Zidane, portrait du 21ème siècle: titre très mensonger. En fait, on suit le match Villarreal-Real Madrid du 23 avril dernier au plus près de Zizou. Strictement aucun intérêt, à part la bande-son de Mogwaï qui est sympa. Y a même un pauvre cameraman qui a passé son match à filmer les pieds et les superbes protège-tibias de Zizou. J'ai tenu jusqu'à la mi-temps, avant de me casser. A la sortie, je vois le mec qui m'a vendu le billet. Dialogue.
Moi: "C'est comme ça tout le film?
- Oui, c'est vraiment nul, hein? Ca m'a étonné que vous alliez voir ce film."
La critique est facile, l'art est difficile, me direz-vous. Mettons-nous donc un instant dans la peau du documentariste qui a fait ce film:
"Putain, j'ai besoin de fric, et vite! Avec mon dernier docu sur la reproduction des ornithorynque sur les îles Galapagos, j'ai bouffé la grenouille!
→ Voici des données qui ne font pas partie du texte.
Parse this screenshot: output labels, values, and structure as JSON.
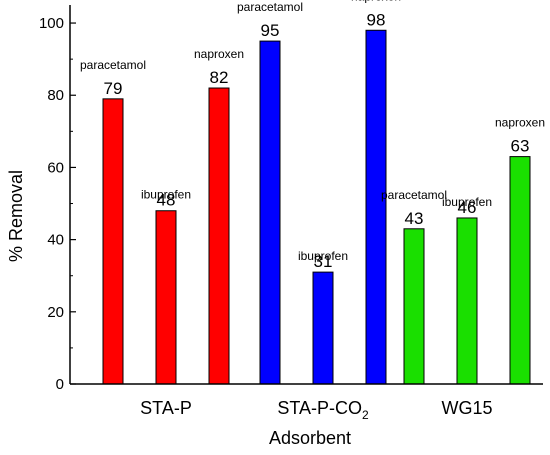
{
  "chart_data": {
    "type": "bar",
    "title": "",
    "xlabel": "Adsorbent",
    "ylabel": "% Removal",
    "ylim": [
      0,
      105
    ],
    "yticks": [
      0,
      20,
      40,
      60,
      80,
      100
    ],
    "grid": false,
    "legend": "none",
    "groups": [
      {
        "label": "STA-P",
        "label_main": "STA-P",
        "label_sub": "",
        "bars": [
          {
            "drug": "paracetamol",
            "value": 79,
            "color": "#ff0000"
          },
          {
            "drug": "ibuprofen",
            "value": 48,
            "color": "#ff0000"
          },
          {
            "drug": "naproxen",
            "value": 82,
            "color": "#ff0000"
          }
        ]
      },
      {
        "label": "STA-P-CO2",
        "label_main": "STA-P-CO",
        "label_sub": "2",
        "bars": [
          {
            "drug": "paracetamol",
            "value": 95,
            "color": "#0000ff"
          },
          {
            "drug": "ibuprofen",
            "value": 31,
            "color": "#0000ff"
          },
          {
            "drug": "naproxen",
            "value": 98,
            "color": "#0000ff"
          }
        ]
      },
      {
        "label": "WG15",
        "label_main": "WG15",
        "label_sub": "",
        "bars": [
          {
            "drug": "paracetamol",
            "value": 43,
            "color": "#1adf00"
          },
          {
            "drug": "ibuprofen",
            "value": 46,
            "color": "#1adf00"
          },
          {
            "drug": "naproxen",
            "value": 63,
            "color": "#1adf00"
          }
        ]
      }
    ]
  }
}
Blaireaux de spectateurs, comprennent rien à la vie. On va tenter quelque chose de plus populaire. Disons, un docu sur le mec préféré des Français. C'est Zizou? OK, on va leur montrer du Zizou! On va le filmer pendant tout un match... C'est bon, on a eu les accréditations. Par contre, ce connard accepte simplement de nous donner une interview par mail. Tant pis, on écrira les conneries qu'il nous dira en bas de l'écran, ça fera plus docu d'intellos en plus."
J'ai parfois tendance à m'emmerder devant un match de foot, attendant désespérément un but. Le problème dans ce docu, c'est qu'on ne voit même pas le seul but de la première mi-temps, marqué sur penalty par Villarreal. On devine qu'ils ont marqué en voyant le regard de Zidane et le tireur se faire congratuler derrière lui. "Tu comprends pas, c'est pas le concept. Le match, on s'en fout. Ce qui compte, c'est comment Zizou le vit." Mais si je m'en fous de ça? Je me casse en début de seconde période (après un flash d'infos des nouvelles du monde du 23 avril à la pause, la seule séquence un peu moins soporiphique du film). Je n'en saurais pas plus sur Zizou aujourd'hui. J'espère juste que le documentariste arrivera à combler ses dettes avec mes 5,03 euros. Pourvu qu'il ne récolte pas assez d'argent pour lancer un docu sur le dernier souffle de l'Abbé Pierre ou un concert avec Michel Sardou, les deux personalités préférées des Français après Zizou. Quant à toi, Zizou, j'espère que tu me feras autant rêver pendant la Coupe du Monde que tu m'as emmerdé pendant une heure.